By Ayva MPublished 3 years ago 9 min read
Photo by Alfaz Sayed on Unsplash

I had to get away. The dining zone was suddenly too stifling, the weight of everything pressing heavy against my chest until I felt underwater in it, every breath a desperate, wet gasp. With hardly a glance towards the watch standing at the door, I stumbled outside and ran, my skirt catching along my calves as the day’s heavy rain soaked straight through to my skin in seconds.

If I stood still, stopped fighting, would it drown me?

Please, let it drown me.

I kept running.

I reached the old willow tree, the rain sluicing down it like godly teardrops, and ducked beneath its wisps. It was the only place that brought me a modicum of comfort, and then, only because Ezra was usually with me. I wondered how long it would take until he noticed my absence. Would he have a moment of bright, fleeting panic and wonder if I’d truly been faded, even from here?

Would he even remember?

The tree’s bark was rough against my face and my palms and the pads of my fingers. But I shoved against it anyways, my fingers squeezing, trying to dig into its very center. I tried so hard that I found myself gasping for air again. Then I realized I was weeping.

“Lena…”

It reached my ears in a murmur, though I was sure it was shouted. A slight hum I recognized as relief coursed through me. Ezra. He noticed after all.
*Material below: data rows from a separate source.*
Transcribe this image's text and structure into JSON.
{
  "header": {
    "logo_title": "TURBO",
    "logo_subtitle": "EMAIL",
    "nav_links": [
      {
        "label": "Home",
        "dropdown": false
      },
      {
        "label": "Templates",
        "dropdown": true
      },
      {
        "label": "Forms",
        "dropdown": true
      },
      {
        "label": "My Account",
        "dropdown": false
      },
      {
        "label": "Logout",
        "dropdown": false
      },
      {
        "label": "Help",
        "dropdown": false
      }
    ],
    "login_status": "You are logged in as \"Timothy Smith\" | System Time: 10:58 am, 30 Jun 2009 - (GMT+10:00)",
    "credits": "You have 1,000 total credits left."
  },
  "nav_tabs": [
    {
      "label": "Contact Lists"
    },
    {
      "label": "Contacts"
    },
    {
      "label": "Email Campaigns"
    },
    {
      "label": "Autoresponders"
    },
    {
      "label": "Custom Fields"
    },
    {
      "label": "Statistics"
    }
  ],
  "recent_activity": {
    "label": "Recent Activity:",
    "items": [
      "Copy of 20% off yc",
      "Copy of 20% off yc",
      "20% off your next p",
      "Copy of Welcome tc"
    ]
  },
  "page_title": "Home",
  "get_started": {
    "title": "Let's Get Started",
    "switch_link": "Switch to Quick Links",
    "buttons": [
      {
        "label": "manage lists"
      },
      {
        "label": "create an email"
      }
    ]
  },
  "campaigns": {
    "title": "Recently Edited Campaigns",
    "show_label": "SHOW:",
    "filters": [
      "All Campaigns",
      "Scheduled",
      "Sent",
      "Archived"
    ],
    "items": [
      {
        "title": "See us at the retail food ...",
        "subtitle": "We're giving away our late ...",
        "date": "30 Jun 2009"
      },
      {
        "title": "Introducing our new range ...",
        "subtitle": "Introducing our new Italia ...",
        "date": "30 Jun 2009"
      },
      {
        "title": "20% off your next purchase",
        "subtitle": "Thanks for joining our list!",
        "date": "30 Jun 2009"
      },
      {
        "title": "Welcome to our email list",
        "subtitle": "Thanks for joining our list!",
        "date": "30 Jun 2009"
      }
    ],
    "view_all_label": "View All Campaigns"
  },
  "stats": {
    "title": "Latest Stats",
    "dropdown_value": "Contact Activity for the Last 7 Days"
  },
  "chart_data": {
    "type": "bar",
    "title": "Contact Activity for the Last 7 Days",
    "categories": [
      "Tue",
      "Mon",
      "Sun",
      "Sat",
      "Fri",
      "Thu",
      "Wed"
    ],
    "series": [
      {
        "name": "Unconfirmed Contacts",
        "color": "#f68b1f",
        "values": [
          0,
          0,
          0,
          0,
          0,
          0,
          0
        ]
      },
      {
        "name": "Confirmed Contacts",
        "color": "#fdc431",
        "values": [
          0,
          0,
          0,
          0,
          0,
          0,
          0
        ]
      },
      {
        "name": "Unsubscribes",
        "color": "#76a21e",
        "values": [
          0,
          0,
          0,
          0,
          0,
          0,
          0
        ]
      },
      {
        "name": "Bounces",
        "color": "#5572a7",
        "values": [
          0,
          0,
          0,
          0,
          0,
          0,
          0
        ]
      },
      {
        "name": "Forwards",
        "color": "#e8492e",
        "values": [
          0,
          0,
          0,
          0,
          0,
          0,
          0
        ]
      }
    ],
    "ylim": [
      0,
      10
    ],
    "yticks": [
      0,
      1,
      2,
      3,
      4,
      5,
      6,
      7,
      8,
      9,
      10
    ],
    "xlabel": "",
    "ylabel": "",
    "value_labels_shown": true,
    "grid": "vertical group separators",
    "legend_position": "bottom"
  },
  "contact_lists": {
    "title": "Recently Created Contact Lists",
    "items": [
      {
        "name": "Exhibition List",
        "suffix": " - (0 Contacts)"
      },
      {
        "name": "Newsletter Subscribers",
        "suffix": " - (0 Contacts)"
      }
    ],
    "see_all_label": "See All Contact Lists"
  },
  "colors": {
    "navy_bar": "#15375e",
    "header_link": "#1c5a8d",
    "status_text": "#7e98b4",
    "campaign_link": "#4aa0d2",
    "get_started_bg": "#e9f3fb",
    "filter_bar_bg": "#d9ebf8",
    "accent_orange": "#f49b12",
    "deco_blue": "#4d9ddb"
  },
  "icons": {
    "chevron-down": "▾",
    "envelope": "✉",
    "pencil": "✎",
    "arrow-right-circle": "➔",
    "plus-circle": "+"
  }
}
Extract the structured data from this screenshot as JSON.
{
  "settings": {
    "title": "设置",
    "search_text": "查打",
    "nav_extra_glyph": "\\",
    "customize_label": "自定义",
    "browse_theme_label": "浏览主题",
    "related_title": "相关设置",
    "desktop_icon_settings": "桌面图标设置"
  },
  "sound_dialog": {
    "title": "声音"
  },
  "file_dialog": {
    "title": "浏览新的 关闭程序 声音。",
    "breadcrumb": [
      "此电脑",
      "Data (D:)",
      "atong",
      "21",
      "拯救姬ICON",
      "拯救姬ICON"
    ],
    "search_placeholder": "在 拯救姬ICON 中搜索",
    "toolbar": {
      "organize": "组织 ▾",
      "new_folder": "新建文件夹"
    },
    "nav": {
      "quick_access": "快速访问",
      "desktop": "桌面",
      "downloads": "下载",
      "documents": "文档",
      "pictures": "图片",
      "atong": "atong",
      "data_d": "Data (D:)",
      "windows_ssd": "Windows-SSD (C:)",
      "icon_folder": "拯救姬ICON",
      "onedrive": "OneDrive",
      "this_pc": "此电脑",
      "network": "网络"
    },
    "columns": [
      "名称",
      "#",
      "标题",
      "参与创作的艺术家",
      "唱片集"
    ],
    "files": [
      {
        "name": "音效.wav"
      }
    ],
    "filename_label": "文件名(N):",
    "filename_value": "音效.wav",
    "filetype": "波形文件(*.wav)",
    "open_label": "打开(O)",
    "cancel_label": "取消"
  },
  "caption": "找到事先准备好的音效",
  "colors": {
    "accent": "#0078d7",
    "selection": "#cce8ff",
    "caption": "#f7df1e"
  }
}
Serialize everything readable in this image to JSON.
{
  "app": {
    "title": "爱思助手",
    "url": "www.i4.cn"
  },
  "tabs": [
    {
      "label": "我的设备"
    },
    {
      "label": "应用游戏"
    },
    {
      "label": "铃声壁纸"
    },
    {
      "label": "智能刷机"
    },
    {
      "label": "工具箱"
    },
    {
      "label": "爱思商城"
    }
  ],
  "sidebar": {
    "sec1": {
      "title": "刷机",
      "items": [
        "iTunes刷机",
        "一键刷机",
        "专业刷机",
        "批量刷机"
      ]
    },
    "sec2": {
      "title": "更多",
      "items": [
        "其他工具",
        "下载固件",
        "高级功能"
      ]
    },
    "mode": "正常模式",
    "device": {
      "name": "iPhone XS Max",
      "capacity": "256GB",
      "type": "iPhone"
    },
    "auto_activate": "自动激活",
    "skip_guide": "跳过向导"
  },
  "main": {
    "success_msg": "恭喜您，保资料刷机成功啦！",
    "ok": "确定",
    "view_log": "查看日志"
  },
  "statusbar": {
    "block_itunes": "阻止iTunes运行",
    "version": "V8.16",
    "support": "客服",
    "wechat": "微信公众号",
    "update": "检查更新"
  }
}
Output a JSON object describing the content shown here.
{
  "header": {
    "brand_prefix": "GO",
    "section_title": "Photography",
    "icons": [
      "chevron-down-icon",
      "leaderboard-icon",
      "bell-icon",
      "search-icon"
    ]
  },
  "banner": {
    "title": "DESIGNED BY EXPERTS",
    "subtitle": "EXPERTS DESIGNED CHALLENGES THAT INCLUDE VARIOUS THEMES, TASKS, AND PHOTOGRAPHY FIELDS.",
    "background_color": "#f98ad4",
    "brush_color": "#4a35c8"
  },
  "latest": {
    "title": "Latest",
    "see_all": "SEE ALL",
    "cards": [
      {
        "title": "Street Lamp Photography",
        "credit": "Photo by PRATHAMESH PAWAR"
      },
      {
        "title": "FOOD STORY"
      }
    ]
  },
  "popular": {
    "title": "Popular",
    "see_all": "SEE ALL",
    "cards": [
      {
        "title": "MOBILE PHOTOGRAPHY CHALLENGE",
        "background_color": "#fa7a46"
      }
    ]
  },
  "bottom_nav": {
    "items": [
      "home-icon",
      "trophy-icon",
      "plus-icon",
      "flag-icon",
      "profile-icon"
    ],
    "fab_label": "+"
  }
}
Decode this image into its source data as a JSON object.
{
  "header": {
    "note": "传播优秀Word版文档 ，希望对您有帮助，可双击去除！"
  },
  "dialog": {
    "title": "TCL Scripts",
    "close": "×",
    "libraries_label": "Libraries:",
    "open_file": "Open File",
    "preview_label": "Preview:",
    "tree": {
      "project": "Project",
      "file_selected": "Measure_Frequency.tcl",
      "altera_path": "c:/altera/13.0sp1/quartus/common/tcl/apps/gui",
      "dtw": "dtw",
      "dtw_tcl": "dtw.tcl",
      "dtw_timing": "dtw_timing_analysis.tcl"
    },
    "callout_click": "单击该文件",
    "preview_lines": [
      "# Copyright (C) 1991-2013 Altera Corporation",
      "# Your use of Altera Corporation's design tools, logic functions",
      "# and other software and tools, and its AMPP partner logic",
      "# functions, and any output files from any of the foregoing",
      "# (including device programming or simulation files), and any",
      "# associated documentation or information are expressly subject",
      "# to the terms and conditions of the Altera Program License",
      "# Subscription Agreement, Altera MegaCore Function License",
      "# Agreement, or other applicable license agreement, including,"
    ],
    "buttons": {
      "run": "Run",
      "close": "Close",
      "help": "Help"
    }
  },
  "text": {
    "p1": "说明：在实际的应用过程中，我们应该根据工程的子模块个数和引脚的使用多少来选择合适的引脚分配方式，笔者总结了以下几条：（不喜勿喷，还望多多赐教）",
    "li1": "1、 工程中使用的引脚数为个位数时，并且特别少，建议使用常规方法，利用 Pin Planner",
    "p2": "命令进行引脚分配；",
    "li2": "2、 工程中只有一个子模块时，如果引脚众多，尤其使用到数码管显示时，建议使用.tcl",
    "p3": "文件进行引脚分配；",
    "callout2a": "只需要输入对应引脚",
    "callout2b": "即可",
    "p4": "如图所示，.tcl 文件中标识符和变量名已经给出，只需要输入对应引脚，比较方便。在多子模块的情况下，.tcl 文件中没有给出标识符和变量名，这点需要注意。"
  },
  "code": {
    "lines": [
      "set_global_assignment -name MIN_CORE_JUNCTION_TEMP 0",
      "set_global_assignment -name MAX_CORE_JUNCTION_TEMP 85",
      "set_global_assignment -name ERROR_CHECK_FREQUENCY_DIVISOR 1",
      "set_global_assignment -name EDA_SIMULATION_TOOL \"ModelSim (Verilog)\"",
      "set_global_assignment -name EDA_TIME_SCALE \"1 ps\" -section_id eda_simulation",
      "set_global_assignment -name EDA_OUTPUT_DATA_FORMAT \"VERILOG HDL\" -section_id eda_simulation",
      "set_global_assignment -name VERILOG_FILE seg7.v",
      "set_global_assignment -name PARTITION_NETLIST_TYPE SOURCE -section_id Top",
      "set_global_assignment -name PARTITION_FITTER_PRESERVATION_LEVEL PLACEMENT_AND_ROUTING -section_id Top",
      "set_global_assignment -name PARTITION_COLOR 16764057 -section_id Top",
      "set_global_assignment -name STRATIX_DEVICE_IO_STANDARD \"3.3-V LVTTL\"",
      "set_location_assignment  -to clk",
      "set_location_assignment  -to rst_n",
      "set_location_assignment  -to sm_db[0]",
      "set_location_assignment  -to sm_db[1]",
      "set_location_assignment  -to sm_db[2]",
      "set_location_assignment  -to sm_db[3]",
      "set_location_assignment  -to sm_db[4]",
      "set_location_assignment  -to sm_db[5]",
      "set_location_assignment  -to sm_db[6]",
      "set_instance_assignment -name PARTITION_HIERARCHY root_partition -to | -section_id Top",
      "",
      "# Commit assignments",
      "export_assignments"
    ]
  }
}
I kept my eyes closed and worked to silence the low keening coming from my throat. The thought of it all, of Ezra seeing the naked animal of me, filled me with something like shame. I supposed it showed how close Ezra and I were when, despite the weepy branches of the tree, and the deluge that cast everything in its wake in a drenched, gray pall, he still managed to find me in only minutes.

Maybe it just showed that I was predictable.

“Lena,” Ezra gasped out, parting the leaves like a curtain before bending at the waist to catch his breath. “What’s wrong? What is it?”

I rubbed my face against the wet bark, as if by doing so it could somehow sap every bad bit from my mind. “Tell me again.”

Ezra’s chest heaved up and down as he approached me, hands out in a placating gesture. I didn’t have the nerve to look at his face yet, but he still gave me what I wanted. “You exist.”

“Again?” My voice was small.

“You exist.” He rested his hand on my shoulder and rubbed his fingers against the muscle. His tone was tentative as he began, “Lena, I know it’s hard—”

My scoff was dulled beneath the downpour, so I pulled my arm away for emphasis. “Never mind, Ezra.” I lifted my eyes to him with small bravado. “Just go away and let me drown here.”

One half of his mouth quirked up for a shining second before he grinned. “Well, that’s a bit dramatic, Len. I’m sure you could doggy paddle your way back to the dining zone if you really tried.”

My lips hovered in a spirit place between a scowl and a smile. Ezra was a master in distraction, but I didn’t feel much like playing, so in the end I turned my head away entirely. Between a sliver of branches, I could see the dim orange light of the dining zone; a slash of red as the watch paced beyond the door, his head bobbing with movement before he disappeared from view. Normally, no aberrate could leave their designated zone without consequence, but being friends with Ward Bishop’s son afforded me this small privilege, at least.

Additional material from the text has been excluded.